Anyone wondering when - or if - CNN would stop breaking into regular programming to show the daily media briefing by White House press secretary Sean Spicer now has an answer: Day 36 of the Donald Trump presidency.
But the streak of televised briefings did not end because the cable channel finally decided they are no longer breaking news events. (Not every day, anyway.) The streak ended because the White House decided to prohibit cameras from Friday's session.
What's more, the White House barred news outlets, such as CNN, the New York Times, Politico and the Los Angeles Times, from entering the room.
CNN's Sara Murray went on air to describe what happened:
"We lined up. We were told there was a list ahead of time, which is sort of abnormal, but we put our name on a list. And then when we went to enter, I was blocked by a White House staffer, who said we were not on the list for this gaggle today.
"Now, normally, if you were going to do something like this - an extended gaggle, off camera - you would have one person from each news outlet. As you know, we have multiple people from CNN here every day. So, if you're going to do something beyond a pool, which is sort of the smallest group of reporters that then disseminates the information, you would have one person from every news outlet.
"That is not what the White House was doing today. What the White House was doing was handpicking the outlets they wanted in for this briefing. So Breitbart, the Washington Times, the One America News Network - news outlets that maybe the White House feels are more favorable were all allowed in, whereas I was blocked from entering, Politico was blocked from entering, the New York Times, the L.A. Times. All of these news outlets were blocked from going to a gaggle."
White House Correspondents' Association President Jeff Mason called in to CNN to say the organization is "still getting information about" the decision, adding:
"They clearly wanted to have a gaggle that was not on camera and was not the full press corps today. We don't object to there being briefings like that that aren't always on camera, but we have encouraged them when they want to do something like that ... [to] still do it in the press room and do it in a place where all the reporters have a chance to ask questions.
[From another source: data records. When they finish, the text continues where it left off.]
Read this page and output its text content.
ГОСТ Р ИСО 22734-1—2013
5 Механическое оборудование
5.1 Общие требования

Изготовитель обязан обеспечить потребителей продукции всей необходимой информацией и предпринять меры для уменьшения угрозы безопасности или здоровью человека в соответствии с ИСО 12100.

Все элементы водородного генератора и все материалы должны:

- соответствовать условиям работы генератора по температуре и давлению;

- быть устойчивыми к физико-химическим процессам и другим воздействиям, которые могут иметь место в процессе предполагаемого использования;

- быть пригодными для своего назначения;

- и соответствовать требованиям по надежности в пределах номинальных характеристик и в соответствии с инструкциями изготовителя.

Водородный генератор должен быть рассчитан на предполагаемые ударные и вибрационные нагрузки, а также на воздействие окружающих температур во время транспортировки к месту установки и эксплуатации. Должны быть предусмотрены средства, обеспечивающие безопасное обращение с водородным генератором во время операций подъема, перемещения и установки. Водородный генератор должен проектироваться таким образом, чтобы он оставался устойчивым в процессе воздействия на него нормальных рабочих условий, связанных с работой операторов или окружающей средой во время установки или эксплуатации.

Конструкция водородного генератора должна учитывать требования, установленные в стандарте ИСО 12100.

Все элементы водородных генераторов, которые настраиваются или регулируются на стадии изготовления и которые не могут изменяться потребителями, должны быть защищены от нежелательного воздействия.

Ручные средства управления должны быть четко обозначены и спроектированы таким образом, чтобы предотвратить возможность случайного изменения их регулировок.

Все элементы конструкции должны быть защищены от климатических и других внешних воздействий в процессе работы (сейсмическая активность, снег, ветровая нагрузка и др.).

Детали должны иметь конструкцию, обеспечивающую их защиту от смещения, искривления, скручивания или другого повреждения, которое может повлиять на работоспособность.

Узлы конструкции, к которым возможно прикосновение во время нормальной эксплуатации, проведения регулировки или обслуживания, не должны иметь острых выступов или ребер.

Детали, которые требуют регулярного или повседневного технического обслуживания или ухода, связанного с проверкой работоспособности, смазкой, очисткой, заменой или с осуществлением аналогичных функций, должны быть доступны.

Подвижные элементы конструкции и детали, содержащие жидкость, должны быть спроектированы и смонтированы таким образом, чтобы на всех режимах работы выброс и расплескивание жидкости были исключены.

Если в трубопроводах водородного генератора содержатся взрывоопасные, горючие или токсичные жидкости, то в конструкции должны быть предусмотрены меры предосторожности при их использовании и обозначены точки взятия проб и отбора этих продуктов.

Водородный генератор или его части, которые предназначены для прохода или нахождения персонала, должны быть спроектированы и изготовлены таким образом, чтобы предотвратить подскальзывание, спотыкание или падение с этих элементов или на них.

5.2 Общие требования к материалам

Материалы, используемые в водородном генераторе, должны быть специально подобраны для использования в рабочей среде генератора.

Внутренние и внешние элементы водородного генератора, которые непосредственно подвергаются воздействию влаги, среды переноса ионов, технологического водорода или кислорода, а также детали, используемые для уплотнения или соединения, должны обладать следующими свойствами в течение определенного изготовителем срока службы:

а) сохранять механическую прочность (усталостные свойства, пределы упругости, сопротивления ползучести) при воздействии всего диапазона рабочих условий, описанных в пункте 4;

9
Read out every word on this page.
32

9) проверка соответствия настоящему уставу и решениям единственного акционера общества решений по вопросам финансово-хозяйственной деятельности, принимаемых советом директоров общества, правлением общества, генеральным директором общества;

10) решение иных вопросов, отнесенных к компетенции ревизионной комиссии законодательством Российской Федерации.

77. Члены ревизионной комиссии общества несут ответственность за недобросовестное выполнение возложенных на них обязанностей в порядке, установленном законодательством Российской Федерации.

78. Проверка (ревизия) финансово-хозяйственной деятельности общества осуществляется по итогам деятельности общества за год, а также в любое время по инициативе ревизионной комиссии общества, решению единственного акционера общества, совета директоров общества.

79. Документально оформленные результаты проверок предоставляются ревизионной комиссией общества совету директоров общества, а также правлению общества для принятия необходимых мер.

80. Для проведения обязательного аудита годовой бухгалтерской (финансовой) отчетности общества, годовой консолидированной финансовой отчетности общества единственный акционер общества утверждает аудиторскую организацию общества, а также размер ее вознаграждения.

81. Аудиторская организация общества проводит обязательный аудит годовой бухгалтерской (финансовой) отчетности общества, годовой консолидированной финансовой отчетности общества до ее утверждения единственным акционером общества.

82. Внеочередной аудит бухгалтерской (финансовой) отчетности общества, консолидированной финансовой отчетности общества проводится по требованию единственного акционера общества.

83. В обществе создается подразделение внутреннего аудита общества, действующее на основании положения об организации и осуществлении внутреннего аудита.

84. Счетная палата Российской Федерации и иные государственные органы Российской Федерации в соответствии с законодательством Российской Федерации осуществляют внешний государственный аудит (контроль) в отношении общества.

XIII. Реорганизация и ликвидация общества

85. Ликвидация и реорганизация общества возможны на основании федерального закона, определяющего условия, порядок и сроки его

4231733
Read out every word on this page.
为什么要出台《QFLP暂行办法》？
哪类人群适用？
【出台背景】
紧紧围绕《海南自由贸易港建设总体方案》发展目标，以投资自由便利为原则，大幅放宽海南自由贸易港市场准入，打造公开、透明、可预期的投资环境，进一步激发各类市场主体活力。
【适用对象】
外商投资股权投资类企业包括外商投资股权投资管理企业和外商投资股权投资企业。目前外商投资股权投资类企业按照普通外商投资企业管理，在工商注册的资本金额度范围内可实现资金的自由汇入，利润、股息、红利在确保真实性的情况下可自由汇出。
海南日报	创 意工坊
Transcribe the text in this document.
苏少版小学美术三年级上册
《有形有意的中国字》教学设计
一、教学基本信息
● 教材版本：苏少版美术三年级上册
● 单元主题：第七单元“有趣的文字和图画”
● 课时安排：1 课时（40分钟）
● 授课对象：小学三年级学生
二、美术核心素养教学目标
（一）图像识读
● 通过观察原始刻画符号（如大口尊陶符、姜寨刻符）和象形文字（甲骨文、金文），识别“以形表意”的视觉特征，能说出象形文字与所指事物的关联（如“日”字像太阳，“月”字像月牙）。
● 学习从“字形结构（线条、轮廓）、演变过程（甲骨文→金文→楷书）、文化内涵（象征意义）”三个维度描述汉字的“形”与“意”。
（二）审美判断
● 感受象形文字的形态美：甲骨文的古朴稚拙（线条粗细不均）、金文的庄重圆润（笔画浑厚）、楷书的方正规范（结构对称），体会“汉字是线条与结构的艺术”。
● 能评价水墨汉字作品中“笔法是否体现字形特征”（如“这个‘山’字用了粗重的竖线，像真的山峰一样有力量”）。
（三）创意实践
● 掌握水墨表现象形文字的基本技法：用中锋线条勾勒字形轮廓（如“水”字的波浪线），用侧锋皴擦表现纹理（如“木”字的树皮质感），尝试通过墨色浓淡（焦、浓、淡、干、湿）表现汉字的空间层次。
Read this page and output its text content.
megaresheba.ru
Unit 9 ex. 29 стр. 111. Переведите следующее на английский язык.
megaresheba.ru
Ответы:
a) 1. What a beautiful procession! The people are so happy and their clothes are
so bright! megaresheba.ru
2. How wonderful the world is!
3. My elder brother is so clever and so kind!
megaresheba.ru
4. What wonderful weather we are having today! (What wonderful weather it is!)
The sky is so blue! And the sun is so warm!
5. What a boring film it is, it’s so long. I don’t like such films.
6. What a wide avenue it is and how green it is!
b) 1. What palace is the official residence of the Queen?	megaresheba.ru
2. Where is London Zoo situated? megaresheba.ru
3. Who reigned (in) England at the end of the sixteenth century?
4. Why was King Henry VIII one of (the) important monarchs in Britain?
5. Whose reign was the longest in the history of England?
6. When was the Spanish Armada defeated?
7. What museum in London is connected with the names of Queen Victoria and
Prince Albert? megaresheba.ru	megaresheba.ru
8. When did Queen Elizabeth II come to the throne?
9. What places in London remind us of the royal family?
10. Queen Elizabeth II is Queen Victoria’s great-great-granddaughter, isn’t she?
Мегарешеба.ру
"So, we've made that clear, and we're going to continue to have discussions with them about that. And we're not happy about how this happened today."
White House deputy communications director Raj Shah insisted this was all much ado about nothing.
Hours before the limited-access gaggle, Trump devoted much of an address at the Conservative Political Action Conference to bashing the media.
"A few days ago, I called the fake news media the enemy of the people, and they are," the president said. "They are the enemy of the people."